70) The Acid – Etching Deeply and Permanently

Welcome busy reader!

In my last post you read about my self-proclaimed success with IC Drawings Incorporated, the company I formed to support computer chip design activities in New Hampshire. In this post I will take things down a notch and try to share a father’s feelings about a very sick (and pain-ridden) son during the summer of 1996.

The Etch of the Early Years

The progress I had made with my personal development – what I like to call my little foundation – had not prepared me for Steve’s chronic pancreatitis. No amount of self-confidence, study or optimism seemed to help. Any one who has had a child suffer will tell you the same thing.

Sick with Worry

I reached back to my study of eastern philosophy and the principle of letting go of problems which were out of my control but this did not help. Just as an acid slowly deteriorates that which it comes in contact with, Steve’s illness was making me sick with worry.

A few years before, I had worried about my girlfriend Priscilla’s safety and then about her stalking me. I finally had to cut her out of my life, like a cancer. I had no way to do this with Steve, my flesh and blood. My precious young son who didn’t deserve to be stricken with random, gut-wrenching chest pains, and to which there is no known cure.

Pretend World

We lived our lives in the frames of time between his episodes of pain. Clocks and calendars were meaningless. When Steve was pain-free, we were blissful, when not, in hell. During Steve’s pain-free intervals, I began to find myself pretending none of this existed. We became very good at living “in the moment”.

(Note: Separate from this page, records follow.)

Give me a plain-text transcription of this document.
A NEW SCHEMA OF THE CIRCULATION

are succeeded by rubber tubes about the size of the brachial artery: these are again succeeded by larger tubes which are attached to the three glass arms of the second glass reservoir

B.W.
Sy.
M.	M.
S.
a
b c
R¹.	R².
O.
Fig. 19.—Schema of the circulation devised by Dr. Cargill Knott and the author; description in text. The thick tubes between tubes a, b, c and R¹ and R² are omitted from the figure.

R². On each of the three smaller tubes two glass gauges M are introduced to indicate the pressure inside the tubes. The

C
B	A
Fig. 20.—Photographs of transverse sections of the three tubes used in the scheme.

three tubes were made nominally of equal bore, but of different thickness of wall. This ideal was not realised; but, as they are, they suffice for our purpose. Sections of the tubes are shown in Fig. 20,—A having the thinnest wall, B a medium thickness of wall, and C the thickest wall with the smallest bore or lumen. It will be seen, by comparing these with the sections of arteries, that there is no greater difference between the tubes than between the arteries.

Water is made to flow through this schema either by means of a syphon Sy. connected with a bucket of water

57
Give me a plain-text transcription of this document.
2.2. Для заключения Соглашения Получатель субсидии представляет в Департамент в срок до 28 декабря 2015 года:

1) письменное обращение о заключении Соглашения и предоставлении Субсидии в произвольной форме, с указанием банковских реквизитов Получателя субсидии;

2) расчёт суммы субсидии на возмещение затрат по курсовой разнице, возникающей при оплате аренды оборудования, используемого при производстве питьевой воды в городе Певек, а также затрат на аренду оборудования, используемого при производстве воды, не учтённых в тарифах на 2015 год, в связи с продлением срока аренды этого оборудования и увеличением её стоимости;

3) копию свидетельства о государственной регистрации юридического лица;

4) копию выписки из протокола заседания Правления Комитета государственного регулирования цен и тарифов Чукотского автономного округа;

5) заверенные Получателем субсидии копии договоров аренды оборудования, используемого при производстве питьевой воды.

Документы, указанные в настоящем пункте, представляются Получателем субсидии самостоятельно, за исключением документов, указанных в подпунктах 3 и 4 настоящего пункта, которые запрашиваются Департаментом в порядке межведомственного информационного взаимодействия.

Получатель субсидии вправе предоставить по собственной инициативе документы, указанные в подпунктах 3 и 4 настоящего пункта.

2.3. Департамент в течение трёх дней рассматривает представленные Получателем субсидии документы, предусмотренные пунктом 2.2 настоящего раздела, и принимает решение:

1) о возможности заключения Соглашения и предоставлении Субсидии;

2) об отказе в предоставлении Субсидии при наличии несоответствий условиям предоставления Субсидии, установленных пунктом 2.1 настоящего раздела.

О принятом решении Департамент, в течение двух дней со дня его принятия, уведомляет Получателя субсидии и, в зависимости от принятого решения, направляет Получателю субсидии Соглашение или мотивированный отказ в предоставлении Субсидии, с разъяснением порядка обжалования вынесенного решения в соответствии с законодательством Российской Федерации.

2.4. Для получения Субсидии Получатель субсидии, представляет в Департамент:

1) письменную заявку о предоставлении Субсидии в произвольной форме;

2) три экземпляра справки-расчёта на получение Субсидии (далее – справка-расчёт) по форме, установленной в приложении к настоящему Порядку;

How would Nadine and I endure a lifetime of this? Was I a coward for even asking?

Too Soft

More than anyone I knew, I was a person who felt the pain of other living creatures. I know this may be considered “soft”. Animals seem to sense this and are often drawn to me. Folks who laugh at slasher scenes in movies are not. People who are rude, uncaring, selfish or cruel will never earn my respect. Yes, I am soft in that way.

And Selfish

I found myself becoming selfish and pushed most of the responsibility for Steve’s pain management off on Nadine. I justified my behavior on the idea that she possessed a composition that was better able to resist the etching and deterioration of the acid. She didn’t obsess with things the way I did. She was the Mom. Her job as a teacher didn’t require as much focus as chip design. She was more willing. More was expected of the Mom. On and on.

Made of Different Stuff

In truth, Nadine was stronger. Where Steve was concerned, Nadine’s strength dwarfed mine. As time went on this became more evident.
Never was Nadine’s strength more evident than Steve’s hospital visits. During the time period when Steve was 17-22 years old, Steve’s pain would rage and we would bring him to the local emergency room for pain management. At first this was once a month and during the last two years, once every week. One week, I brought Steve to the ER three times!

My Pathetic Excuses

I could not stay near Steve’s bedside and witness the suffering. Often, I would walk the hallways of the hospital, guilty for my pathetic weakness. Straight-up, I did not have the courage.

Effective Partnership Forged

But Nadine never wavered. I was grateful for Nadine’s strength, in this way. As misguided as it sounds, Nadine and I became a very effective advocates for Steve’s pancreatitis. Nadine with courage and a near photographic memory for medical details and me full of energy, compassion and empathy for the medical caregivers we came to rely upon.